La première décomposition concerne les remboursements et dégrèvements d'impôt. Ceux-ci concourent à des finalités très différentes : soutien aux entreprises selon une logique économique pour les dégrèvements de taxe professionnelle, aide aux ménages dans un but de solidarité pour les dégrèvements de taxe d'habitation, aide au retour à l'emploi pour la prime pour l'emploi, gestion de l'impôt pour les admissions en non valeur ou les remboursements de trop perçu. En faisant figurer les remboursements et dégrèvements dans un seul programme, le Gouvernement n'a pas suffisamment pris en compte la diversité des dépenses en cause. Cette globalisation risque de se faire au détriment de l'évaluation de ces dépenses qui représentent plus de 60 milliards d'euros par an. Il convient donc de créer, en fonction des finalités poursuivies, plusieurs programmes et de les rattacher aux missions identifiant la politique publique concernée. Ainsi, la prime pour l'emploi ou le crédit d'impôt recherche constitueraient des programmes spécifiques, figurant pour le premier dans la mission « Travail », et pour le second dans la mission « Recherche et enseignement supérieur ».
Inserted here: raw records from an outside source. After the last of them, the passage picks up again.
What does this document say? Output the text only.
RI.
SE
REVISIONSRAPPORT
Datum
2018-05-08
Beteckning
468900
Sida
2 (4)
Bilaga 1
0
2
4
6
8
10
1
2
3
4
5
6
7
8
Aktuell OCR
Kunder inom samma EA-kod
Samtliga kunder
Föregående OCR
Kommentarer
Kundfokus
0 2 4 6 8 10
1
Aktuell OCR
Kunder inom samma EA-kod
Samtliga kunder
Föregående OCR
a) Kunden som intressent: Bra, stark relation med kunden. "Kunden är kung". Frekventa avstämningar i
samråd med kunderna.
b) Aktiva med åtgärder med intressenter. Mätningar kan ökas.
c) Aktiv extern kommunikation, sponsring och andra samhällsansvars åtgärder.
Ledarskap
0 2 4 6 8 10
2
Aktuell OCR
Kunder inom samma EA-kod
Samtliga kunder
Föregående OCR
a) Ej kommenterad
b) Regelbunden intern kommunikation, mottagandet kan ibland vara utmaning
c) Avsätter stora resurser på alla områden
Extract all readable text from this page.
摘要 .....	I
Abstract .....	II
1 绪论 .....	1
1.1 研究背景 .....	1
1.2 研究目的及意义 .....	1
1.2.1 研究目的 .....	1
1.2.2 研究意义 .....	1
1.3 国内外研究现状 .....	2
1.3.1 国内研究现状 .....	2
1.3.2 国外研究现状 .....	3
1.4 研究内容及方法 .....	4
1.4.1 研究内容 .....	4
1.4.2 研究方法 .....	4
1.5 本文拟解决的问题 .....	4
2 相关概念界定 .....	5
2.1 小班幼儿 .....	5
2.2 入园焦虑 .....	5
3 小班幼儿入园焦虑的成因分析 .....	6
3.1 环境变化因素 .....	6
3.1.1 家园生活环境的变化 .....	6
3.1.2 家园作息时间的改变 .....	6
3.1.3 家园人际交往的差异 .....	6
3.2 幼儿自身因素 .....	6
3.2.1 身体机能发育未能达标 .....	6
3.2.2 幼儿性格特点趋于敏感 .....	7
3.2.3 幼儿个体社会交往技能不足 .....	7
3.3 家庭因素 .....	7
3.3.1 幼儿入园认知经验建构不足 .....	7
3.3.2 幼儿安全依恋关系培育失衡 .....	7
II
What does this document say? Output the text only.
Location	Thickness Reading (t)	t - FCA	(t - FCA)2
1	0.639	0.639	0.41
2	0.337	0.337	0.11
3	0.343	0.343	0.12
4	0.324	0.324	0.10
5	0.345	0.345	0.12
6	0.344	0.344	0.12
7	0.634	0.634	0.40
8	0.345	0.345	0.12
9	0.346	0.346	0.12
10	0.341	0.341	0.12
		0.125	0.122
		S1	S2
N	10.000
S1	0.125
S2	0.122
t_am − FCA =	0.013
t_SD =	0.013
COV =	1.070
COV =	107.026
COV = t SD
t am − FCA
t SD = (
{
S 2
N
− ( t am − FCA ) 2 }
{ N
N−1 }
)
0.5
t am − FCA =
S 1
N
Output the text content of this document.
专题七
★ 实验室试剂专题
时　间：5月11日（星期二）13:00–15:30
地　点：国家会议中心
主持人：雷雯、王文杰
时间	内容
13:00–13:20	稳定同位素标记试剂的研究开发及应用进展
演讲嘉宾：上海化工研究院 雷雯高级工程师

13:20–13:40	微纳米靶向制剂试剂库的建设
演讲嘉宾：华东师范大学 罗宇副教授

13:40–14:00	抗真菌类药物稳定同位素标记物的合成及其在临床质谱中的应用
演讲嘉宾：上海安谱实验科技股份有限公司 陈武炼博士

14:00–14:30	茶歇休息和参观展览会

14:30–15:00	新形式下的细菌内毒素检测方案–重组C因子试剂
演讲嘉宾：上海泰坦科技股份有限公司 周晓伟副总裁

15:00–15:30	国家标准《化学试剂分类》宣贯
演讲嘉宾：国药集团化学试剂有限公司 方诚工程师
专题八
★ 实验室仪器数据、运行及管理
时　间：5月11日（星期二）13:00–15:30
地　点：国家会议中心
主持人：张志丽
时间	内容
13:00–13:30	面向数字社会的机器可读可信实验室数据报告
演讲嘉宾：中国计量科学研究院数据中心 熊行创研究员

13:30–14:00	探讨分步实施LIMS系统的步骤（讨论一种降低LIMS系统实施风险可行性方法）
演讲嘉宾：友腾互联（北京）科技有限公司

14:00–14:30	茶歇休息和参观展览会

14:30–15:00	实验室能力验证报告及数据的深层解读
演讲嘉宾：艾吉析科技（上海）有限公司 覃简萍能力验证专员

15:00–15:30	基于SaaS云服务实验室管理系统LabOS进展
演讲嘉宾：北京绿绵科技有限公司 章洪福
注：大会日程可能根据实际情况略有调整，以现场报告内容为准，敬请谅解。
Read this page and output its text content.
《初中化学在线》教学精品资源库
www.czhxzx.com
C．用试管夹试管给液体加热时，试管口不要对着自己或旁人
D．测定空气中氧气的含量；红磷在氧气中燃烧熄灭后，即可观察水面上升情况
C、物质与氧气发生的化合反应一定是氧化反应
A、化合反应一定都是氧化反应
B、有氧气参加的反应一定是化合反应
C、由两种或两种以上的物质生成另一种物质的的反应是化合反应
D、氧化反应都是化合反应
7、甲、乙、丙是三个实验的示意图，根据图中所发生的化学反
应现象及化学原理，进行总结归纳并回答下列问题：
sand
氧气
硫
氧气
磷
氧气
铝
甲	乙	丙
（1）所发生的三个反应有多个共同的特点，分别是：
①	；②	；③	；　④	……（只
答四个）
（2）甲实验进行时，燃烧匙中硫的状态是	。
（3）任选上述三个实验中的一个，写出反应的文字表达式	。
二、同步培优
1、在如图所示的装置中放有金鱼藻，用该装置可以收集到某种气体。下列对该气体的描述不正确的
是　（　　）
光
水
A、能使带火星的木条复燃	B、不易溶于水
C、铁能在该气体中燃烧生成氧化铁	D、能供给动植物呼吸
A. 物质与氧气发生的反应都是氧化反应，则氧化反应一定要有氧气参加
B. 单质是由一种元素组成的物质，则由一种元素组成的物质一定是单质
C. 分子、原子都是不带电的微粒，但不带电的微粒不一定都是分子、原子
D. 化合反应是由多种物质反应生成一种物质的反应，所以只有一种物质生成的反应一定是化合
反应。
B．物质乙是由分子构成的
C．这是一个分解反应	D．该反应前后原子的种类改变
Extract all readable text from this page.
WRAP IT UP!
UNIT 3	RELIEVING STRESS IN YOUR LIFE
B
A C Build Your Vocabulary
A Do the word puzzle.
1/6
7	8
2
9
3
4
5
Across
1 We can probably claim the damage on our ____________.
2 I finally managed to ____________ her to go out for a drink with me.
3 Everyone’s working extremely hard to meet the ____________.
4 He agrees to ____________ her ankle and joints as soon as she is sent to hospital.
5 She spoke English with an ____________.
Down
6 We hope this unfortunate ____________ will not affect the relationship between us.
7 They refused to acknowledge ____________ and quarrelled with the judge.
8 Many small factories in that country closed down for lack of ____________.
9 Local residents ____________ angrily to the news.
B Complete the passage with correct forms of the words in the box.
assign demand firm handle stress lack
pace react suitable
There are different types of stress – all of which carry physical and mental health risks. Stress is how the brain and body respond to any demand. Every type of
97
Dans le même esprit, il est proposé d'isoler, au sein des crédits de la défense, le recrutement et la formation des personnels ainsi que l'armement nucléaire. La maquette prévoit de faire figurer les quarante programmes d'armement militaire (soit, au total, 8,7 milliards d'euros) dans la même unité de spécialité. Elle donne au ministère de la défense la fongibilité la plus large possible, et risque de remettre en cause sa capacité à maîtriser les coûts des programmes d'armement et à en suivre les résultats. La Mission d'information préconise donc de distinguer deux programmes, l'un dédié à l'armement nucléaire, l'autre à l'armement conventionnel. De même, en couvrant plus de la moitié des crédits et les deux tiers des effectifs du budget de la défense, le programme « Préparation et emploi des forces » (20 milliards d'euros) ne permettra pas de suivre, contrôler et réorganiser la gestion des activités militaires. Au sein de ce programme, les fonctions de recrutement et de formation des personnels constituent un ensemble d'actions cohérent, distinct des activités militaires proprement dites, et peuvent donc faire l'objet d'un programme séparé.

S'agissant des universités, il est nécessaire de distinguer entre les formations supérieures et la recherche, que le gouvernement a prévu de regrouper dans un même programme. Les activités de recherche et de formation des enseignants chercheurs concourent en effet à des objectifs différents. Elles doivent donc être autorisées, gérées et contrôlées de manière séparée. Le recours à un programme unique risque de freiner l'évolution du statut des enseignants chercheurs. Il pourrait en outre constituer un obstacle au rapprochement entre la recherche universitaire et les organismes de recherche, qui constitue pourtant une des clés de la réforme actuellement en cours.

Le programme « Enseignement scolaire public du second degré » concentre un volume très important de crédits (30 milliards d'euros) et d'emplois (639.000), au risque de priver l'autorisation parlementaire de sa portée. Il est possible de réduire ce programme, sans soulever des difficultés de gestion pour les rectorats, aux seuls enseignements, en isolant les fonctions et services transversaux à l'ensemble du second degré dans un programme « Vie de l'élève ».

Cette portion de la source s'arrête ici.